You Can’t Make Your Alexa Talk Like Samuel L. Jackson Anymore

You Can’t Make Your Alexa Talk Like Samuel L. Jackson Anymore

For the past several years, owners of Amazon Echo devices had the option of integrating celebrity “personalities” into the digital assistant Alexa, but the company is ditching the service. Very soon, you’ll no longer be able to ask Samuel L. Jackson to put your children to bed, say “Hey Melissa, tell me about Bridesmaids,” to Melissa McCarthy, or get advice from Shaquille O’Neal.

While you can’t spend $5 to buy the service anymore, if you’ve already purchased any star voices, you’ll be able to continue to enjoy them for a bit: McCarthy and O’Neal’s personalities will be on until September; Samuel L. Jackson will be gone on June 7. After that, you can also ask for a refund.

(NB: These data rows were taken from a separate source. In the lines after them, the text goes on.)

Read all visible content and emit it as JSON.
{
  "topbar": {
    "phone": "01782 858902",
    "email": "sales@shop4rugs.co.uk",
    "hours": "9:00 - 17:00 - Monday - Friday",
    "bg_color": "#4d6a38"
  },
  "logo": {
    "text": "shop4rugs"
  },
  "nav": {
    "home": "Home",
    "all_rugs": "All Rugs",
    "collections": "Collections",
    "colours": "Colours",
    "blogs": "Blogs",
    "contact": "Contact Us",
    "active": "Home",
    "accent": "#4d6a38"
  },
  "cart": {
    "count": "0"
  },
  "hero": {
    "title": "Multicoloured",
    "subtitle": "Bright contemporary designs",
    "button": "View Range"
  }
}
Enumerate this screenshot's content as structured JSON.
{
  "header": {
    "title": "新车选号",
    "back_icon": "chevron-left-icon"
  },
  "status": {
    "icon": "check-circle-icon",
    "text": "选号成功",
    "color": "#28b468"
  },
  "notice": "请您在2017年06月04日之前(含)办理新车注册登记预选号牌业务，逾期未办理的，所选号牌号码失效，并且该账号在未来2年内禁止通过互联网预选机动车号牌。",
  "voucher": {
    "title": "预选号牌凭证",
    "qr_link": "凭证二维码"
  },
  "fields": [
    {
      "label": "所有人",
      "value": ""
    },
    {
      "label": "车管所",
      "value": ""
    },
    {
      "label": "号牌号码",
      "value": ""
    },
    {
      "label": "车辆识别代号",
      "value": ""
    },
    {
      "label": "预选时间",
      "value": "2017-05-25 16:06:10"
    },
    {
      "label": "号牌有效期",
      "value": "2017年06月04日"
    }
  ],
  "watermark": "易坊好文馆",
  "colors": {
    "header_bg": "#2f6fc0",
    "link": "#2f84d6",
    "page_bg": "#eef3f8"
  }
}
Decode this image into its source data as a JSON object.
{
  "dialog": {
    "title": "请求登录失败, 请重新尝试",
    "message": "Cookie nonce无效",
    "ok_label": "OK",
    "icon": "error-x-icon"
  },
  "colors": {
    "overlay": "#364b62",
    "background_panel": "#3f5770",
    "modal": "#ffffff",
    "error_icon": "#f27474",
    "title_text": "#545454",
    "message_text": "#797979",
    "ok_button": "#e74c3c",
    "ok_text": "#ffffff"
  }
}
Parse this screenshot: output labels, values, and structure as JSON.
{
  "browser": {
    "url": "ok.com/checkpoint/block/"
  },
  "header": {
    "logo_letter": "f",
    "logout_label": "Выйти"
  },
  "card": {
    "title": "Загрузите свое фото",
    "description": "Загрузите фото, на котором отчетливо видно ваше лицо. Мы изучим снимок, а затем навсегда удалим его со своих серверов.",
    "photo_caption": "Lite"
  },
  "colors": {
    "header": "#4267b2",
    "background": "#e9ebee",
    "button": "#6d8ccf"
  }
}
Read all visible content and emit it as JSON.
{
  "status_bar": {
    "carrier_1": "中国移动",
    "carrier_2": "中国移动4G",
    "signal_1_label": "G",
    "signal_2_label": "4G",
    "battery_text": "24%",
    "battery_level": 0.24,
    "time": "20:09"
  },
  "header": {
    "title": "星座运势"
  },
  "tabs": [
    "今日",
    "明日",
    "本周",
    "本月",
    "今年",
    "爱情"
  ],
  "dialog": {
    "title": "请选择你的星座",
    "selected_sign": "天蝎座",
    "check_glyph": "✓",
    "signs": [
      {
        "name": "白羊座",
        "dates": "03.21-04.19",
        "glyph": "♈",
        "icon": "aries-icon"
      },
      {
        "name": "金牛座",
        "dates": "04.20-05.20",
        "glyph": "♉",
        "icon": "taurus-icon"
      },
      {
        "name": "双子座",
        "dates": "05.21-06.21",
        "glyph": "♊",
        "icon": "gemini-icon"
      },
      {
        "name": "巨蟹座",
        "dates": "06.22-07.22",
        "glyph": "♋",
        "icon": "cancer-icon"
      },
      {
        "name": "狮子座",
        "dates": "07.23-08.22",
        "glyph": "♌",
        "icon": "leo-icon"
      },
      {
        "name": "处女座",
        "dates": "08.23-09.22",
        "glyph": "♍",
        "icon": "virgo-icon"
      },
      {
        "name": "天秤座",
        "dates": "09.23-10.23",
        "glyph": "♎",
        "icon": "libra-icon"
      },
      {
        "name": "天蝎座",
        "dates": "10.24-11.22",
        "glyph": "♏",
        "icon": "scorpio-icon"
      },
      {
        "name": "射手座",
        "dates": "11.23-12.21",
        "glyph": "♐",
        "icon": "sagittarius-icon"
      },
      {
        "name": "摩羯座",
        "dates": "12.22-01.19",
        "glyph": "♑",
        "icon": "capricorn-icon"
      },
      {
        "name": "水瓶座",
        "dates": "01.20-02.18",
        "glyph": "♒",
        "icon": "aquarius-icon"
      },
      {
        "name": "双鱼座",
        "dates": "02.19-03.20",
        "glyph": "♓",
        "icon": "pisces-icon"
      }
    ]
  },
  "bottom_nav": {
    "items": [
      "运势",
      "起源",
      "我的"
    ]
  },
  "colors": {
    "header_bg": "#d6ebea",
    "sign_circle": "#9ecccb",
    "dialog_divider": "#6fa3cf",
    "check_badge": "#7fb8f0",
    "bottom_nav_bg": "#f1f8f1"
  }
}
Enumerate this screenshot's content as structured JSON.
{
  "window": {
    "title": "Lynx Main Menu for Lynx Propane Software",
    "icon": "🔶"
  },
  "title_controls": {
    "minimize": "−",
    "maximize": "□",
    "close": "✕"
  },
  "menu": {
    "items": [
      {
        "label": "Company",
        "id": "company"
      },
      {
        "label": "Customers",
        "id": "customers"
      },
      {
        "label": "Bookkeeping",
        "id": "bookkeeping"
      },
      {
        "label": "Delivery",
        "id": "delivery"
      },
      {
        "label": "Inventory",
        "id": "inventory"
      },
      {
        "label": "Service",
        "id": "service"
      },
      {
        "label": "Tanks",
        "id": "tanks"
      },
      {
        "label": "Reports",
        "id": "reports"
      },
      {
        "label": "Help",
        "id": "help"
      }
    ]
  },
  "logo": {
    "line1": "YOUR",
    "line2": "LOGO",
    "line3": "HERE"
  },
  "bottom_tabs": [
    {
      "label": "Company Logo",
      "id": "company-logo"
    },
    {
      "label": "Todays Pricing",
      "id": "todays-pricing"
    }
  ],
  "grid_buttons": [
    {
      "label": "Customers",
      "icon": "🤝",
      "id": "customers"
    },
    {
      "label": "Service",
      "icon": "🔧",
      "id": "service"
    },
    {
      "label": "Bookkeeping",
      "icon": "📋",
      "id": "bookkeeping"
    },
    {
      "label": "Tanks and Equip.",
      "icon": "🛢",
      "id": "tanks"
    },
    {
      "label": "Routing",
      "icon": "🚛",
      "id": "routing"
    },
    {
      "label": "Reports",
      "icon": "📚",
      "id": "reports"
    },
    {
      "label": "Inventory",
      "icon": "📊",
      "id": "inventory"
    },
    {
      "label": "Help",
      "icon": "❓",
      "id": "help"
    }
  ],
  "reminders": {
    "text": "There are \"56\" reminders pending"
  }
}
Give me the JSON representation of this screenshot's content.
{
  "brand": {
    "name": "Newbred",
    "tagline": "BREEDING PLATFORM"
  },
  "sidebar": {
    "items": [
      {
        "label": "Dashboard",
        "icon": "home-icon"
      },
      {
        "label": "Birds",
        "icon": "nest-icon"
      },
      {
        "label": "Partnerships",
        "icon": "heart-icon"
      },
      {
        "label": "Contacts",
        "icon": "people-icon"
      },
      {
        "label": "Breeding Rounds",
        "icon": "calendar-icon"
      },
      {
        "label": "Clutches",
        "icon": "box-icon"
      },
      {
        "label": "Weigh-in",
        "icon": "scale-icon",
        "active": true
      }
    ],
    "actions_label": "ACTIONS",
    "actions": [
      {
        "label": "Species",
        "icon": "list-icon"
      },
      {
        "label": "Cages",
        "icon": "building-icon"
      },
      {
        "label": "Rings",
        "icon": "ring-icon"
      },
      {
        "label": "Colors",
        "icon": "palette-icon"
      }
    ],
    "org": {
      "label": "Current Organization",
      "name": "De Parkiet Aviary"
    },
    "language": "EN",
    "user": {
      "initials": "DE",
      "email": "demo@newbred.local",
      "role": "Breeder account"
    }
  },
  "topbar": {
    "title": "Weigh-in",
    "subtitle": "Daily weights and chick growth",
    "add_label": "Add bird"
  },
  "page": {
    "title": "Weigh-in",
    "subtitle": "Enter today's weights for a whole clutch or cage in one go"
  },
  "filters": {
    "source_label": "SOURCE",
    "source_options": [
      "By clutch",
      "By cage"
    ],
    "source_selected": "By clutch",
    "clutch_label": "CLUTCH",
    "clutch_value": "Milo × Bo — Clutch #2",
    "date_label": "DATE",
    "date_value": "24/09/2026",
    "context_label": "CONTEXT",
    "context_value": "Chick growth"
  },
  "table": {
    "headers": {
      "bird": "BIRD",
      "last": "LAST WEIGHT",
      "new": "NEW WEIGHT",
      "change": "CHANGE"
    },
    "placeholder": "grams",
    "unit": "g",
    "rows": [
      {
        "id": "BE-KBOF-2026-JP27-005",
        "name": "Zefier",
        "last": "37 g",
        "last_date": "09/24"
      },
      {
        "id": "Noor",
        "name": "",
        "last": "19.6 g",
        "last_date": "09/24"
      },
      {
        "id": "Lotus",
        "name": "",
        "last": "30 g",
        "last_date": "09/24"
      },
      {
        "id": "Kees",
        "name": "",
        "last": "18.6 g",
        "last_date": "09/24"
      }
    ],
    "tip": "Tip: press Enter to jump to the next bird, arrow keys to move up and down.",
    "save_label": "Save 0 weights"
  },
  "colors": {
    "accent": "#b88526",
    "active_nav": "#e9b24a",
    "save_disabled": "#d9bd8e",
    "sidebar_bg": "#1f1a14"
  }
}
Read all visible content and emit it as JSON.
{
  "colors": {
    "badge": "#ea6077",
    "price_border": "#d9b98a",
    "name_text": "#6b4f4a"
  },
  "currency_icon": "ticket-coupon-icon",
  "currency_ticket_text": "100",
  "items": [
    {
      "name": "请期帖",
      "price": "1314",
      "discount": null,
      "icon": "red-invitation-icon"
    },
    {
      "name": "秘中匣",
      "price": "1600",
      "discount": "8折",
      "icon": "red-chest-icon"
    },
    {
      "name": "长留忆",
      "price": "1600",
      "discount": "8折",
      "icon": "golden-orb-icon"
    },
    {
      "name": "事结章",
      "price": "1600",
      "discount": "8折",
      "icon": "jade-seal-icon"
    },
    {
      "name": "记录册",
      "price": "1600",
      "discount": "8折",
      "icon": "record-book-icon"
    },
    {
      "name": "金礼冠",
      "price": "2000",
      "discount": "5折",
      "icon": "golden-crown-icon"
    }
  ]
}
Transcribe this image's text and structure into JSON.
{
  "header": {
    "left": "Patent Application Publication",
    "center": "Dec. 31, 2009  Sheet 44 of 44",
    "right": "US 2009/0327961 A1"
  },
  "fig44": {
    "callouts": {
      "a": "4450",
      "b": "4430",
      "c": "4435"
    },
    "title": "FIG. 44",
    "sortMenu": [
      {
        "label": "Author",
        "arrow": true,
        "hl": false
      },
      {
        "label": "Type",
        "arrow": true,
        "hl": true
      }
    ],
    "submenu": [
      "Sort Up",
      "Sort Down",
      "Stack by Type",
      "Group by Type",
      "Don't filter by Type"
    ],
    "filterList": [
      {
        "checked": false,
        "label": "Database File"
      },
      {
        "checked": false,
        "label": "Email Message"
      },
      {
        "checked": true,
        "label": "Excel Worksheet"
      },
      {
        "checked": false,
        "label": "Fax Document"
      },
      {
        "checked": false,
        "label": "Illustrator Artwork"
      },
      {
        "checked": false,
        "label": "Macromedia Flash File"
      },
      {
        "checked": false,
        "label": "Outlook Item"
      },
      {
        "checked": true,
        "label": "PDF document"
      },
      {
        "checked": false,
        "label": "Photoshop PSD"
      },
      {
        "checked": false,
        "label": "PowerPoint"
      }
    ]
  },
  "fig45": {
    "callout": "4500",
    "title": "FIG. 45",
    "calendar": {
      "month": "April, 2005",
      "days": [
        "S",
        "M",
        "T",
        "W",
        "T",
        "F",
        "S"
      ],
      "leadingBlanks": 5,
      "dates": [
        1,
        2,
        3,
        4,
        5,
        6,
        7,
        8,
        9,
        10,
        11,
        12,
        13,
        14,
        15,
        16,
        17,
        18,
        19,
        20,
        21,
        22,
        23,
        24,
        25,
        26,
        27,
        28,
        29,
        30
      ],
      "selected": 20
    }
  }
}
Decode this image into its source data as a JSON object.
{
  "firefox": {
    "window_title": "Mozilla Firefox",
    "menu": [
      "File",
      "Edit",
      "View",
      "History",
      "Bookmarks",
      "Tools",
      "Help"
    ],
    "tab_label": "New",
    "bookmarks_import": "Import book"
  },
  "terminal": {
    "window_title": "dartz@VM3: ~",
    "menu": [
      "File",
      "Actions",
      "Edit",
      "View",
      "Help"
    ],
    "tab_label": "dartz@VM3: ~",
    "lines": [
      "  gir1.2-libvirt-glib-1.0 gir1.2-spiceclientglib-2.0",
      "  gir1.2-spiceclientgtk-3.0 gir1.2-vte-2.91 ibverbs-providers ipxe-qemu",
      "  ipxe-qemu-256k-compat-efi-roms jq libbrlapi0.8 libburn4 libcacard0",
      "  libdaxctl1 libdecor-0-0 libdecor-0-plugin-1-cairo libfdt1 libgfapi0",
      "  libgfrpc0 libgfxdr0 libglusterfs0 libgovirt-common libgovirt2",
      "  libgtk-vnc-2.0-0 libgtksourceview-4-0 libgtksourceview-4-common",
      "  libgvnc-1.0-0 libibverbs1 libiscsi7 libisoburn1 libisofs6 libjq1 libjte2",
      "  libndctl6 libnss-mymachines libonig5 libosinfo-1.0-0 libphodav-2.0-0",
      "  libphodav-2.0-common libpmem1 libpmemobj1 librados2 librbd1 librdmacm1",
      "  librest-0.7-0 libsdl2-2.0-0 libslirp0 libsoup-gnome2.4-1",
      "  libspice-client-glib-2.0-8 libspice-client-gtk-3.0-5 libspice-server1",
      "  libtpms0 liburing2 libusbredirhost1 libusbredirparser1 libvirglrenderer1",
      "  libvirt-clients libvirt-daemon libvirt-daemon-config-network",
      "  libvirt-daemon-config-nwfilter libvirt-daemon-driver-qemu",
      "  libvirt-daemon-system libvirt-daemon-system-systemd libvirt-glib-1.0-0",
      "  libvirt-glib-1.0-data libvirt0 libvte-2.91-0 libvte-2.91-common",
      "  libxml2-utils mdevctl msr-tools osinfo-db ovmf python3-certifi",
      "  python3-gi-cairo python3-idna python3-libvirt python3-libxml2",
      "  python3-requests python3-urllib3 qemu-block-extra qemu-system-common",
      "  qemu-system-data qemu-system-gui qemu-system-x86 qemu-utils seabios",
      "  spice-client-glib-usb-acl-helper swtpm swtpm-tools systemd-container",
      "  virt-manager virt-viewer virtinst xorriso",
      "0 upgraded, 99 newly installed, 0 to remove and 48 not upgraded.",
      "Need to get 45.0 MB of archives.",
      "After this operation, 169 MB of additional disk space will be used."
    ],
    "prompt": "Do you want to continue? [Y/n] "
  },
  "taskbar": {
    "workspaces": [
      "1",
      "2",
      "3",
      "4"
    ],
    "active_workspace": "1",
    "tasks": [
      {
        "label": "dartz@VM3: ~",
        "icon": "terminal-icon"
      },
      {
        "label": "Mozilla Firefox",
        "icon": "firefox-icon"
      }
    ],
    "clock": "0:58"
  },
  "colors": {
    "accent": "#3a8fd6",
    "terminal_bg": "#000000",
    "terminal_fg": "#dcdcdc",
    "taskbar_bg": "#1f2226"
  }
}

“After three years, we’re winding down celebrity voices. Customers will be able to continue using these voices for a limited time, and can contact our customer service team for a refund,” Amazon said in a statement.

How to get a refund for your Amazon celebrity personality

As the above statement says, Amazon is not planning to automatically refund personality purchasers—it’s an opt-in thing. To make sure you get your money back, contact Amazon’s customer service department. You can use the website, or call Amazon’s 24/7 customer service number at 1 (888) 280-4331.

Why is Amazon axing Alexa’s celebrity voices?

Amazon didn’t give a reason for pulling the plug on the service, but it can’t be cheap to license the voices and names of big celerities, and Amazon is in cost-cutting mode, having recently executed large-scale layoffs to the team that works on Alexa (striking them down with great vengeance and furious anger maybe?).

While customer reviews of the voices are generally positive—the aggregation rating is 4 stars—there are almost 100,000 reviews for the first voice, Sam Jackson, and only around 4,000 for Shaq, who was introduced later. This doesn’t suggest it’s a vital or popular feature. Each celebrity had a limited set of queries they could respond to instead of serving as your constant personal-assistant, so it was always more of a novelty than a killer app.

Amazon devices with Alexa (but without Shaquille O’Neal) run the gamut from the $279.98 Echo Show 15 smart display to the teeny little $39.99 Echo Pop music player.